Debi Durham and Governor Branstad

Debi Durham and Governor Branstad

State leaders are raising concerns about the billion-dollar backlog of maintenance and repairs needed on the Mississippi River’s lock and dam system.

Part of the waterway was closed for three days earlier this year when a failed lock prevented navigation. Officials with the U.S. Army Corps of Engineers say the reliability of the system is decreasing and Debi Durham, Iowa’s Economic Development Director, is worried.

“There will be a day of reckoning, I assure you, because if we do not make the investments, we will have a breach someday,” Durham says. “It will happen. It will be a matter of time and it will have catastrophic economic ramifications for Iowa and the Midwest.”

The lock and dam system was built during the New Deal era and it’s 80 years old.

In the coming weeks, Iowa’s corn and soybean harvest will be floating down the Mississippi to export markets around the world.

Durham says the U.S. is falling behind other countries in keeping up this vital waterway.

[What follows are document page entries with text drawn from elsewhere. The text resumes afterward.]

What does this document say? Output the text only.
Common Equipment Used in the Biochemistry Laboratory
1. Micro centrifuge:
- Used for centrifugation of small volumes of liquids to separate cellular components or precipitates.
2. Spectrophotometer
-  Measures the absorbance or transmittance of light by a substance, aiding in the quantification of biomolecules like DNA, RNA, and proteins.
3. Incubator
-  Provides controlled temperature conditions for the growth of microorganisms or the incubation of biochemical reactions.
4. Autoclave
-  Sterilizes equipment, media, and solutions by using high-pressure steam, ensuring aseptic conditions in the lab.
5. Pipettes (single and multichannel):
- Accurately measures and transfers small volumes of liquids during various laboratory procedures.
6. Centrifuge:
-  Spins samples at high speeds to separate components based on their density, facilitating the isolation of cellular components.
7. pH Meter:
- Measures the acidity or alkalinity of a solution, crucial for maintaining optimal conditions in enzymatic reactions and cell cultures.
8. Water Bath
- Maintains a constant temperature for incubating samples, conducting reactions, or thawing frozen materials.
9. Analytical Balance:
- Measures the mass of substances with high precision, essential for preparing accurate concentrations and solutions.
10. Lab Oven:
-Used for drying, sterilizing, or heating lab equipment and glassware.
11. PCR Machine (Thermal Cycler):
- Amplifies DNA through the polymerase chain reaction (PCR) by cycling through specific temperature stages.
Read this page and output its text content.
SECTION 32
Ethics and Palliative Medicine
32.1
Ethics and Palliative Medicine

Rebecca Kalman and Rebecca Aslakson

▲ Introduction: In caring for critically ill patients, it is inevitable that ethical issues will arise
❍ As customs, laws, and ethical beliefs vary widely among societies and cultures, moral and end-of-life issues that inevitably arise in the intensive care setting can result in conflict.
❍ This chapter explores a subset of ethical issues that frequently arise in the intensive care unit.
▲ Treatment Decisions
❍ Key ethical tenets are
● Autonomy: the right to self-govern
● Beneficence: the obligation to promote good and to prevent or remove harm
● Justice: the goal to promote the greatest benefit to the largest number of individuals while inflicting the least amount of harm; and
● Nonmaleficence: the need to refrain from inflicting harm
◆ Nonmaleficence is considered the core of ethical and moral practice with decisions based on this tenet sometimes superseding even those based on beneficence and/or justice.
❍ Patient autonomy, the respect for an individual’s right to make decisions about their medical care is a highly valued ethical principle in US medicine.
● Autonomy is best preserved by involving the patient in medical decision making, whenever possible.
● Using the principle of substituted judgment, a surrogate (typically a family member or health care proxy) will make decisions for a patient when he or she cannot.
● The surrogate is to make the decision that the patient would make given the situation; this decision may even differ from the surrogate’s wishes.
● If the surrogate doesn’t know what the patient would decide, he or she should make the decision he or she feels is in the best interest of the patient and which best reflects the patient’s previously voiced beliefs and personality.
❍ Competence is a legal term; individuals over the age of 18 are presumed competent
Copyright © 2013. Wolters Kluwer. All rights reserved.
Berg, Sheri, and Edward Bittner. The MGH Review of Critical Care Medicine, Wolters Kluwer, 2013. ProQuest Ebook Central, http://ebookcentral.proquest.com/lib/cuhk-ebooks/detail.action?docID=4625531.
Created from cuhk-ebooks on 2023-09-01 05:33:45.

“You’ve got China investing in their infrastructure and their movement of trade and you’ve got Brazil,” Durham says. “The people we’re competing with, the people where we need to move product to, are investing in that and the United States is not.”

She notes, major improvements now underway on the Panama Canal. Upgrades to the lock and dam system are badly needed, she says, plus major channel work to clear sand and sediment after floods earlier this year.

Durham appeared recently before the Mississippi River Commission in Dubuque.